If TSFMs do get a consumer-breakthrough analog, the publication trajectory predicts an inflection around 2027 — that's TSFM month +49, the LLM-equivalent ChatGPT timing. If they don't, the curves diverge: LLMs hockey-sticked after consumer adoption pulled in adjacent research; TSFMs without that catalyst would continue their current slope but never reach LLM-scale publication volume.
#What this implies for the next 12–24 months
If the LLM trajectory is even approximately predictive of TSFMs, three things follow:
-
Scaling-laws literature explodes by mid-2027. The Kaplan → Chinchilla → Beyond-Chinchilla LLM lineage took roughly 24 months. TSFMs are at the equivalent of "Kaplan just landed." Expect a Chinchilla-equivalent paper from one of the major TSFM labs by Q2–Q4 2027.
-
Multimodal TSFMs become the new flagship default. Aurora is the early example; expect every late-2026 / 2027 TSFM family to ship a multimodal variant by default. The vision-as-time-series and text-conditioned-forecasting branches converge.
-
A consumer or operational interface attempt is the open question. The next 24 months will either produce a ChatGPT-shaped breakthrough (a universal forecasting product that makes the category obvious to non-specialists) or they won't. If they don't, the publication curve continues on its current slope — high quality, smaller community, slower compounding — but stays well below LLM-scale velocity.
#Caveats and disanalogies
Five things this comparison does not establish:
- The 5-year offset is not destiny. Different fields move at different speeds for structural reasons (compute economics, data availability, application demand). Anchoring at "field-formation moment" is a useful narrative device, not a forecast.
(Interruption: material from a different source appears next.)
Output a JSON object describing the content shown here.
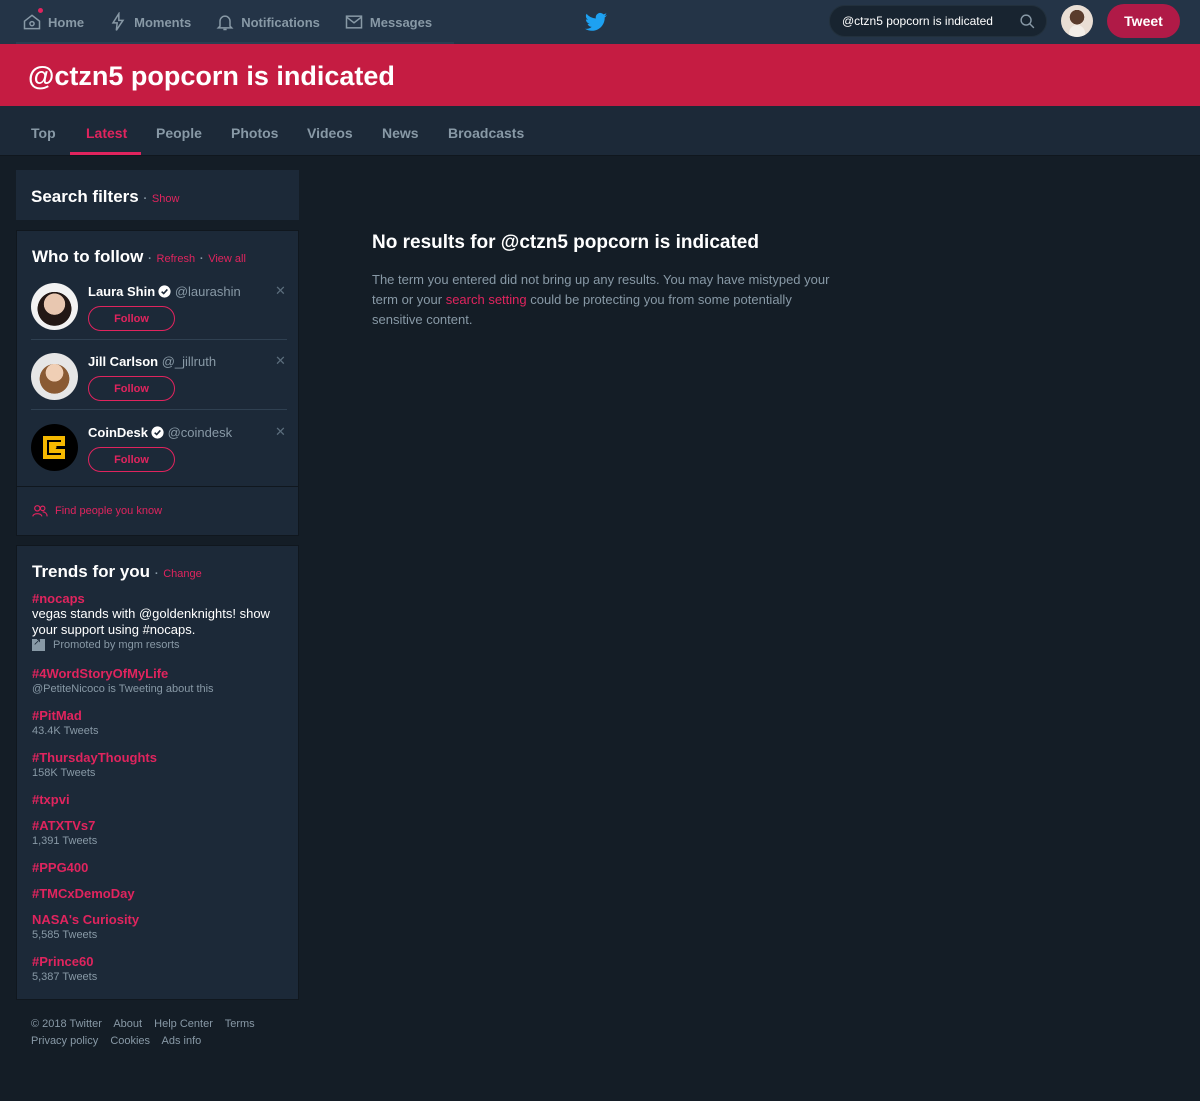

- Model release count and paper count measure different things. TSFMs lead on releases, lag on papers, and the papers-per-model ratio is the right derived metric. We're not claiming any single metric tells the whole story.
- Heuristic classification has not been validated. As in the underlying TSFM publication study, we did not formally audit our category labels. The trend shapes are likely robust to noise; specific counts are approximate.
- The LLM corpus uses unambiguous phrases. We used a tight phrase set ("large language model", "ChatGPT", "GPT-3/4", "InstructGPT", etc.) and the
title_and_abstract.searchfilter to keep noise down. The candidate set is still BM25-ranked and includes some marginal matches; the curve shape is right but absolute counts should be treated as approximate. - Time-series-specific application domains add a layer. Energy forecasting, observability, finance, healthcare, and supply-chain operations each have their own publication cycles. Aggregate TSFM volume is the sum of these — a domain that has not yet absorbed TSFMs (e.g., legal time-series, parts of healthcare) could add a step-function in publication volume even without a ChatGPT-style consumer breakthrough.
#Reproducibility
Supporting data files alongside this post:
llm_monthly_tight.json (monthly LLM counts 2017–2026),
llm_models.json (96 LLM release records),
llm_themes.md (11-theme analysis with seminal→standard windows + lag table),
llm_citations.json (41 key LLM papers, machine-readable).
TSFM-side data lives in the companion study's data folder.
The single number to remember: TSFM is at LLM-month +31. By that clock, ChatGPT is eighteen months in the TSFM future analog — Q4 2027. Whether that future happens is the field's most important open question.
Citations: arXiv:1810.04805 (BERT), arXiv:2005.14165 (GPT-3), arXiv:2001.08361 (Kaplan scaling laws), arXiv:2203.15556 (Chinchilla), arXiv:2203.02155 (InstructGPT), arXiv:2103.00020 (CLIP), arXiv:2206.07682 (Emergent abilities), arXiv:2304.02020 (LLM bibliometric review). Data source: OpenAlex Works API + hand-curated release timelines. Analysis date: 2026-05-22.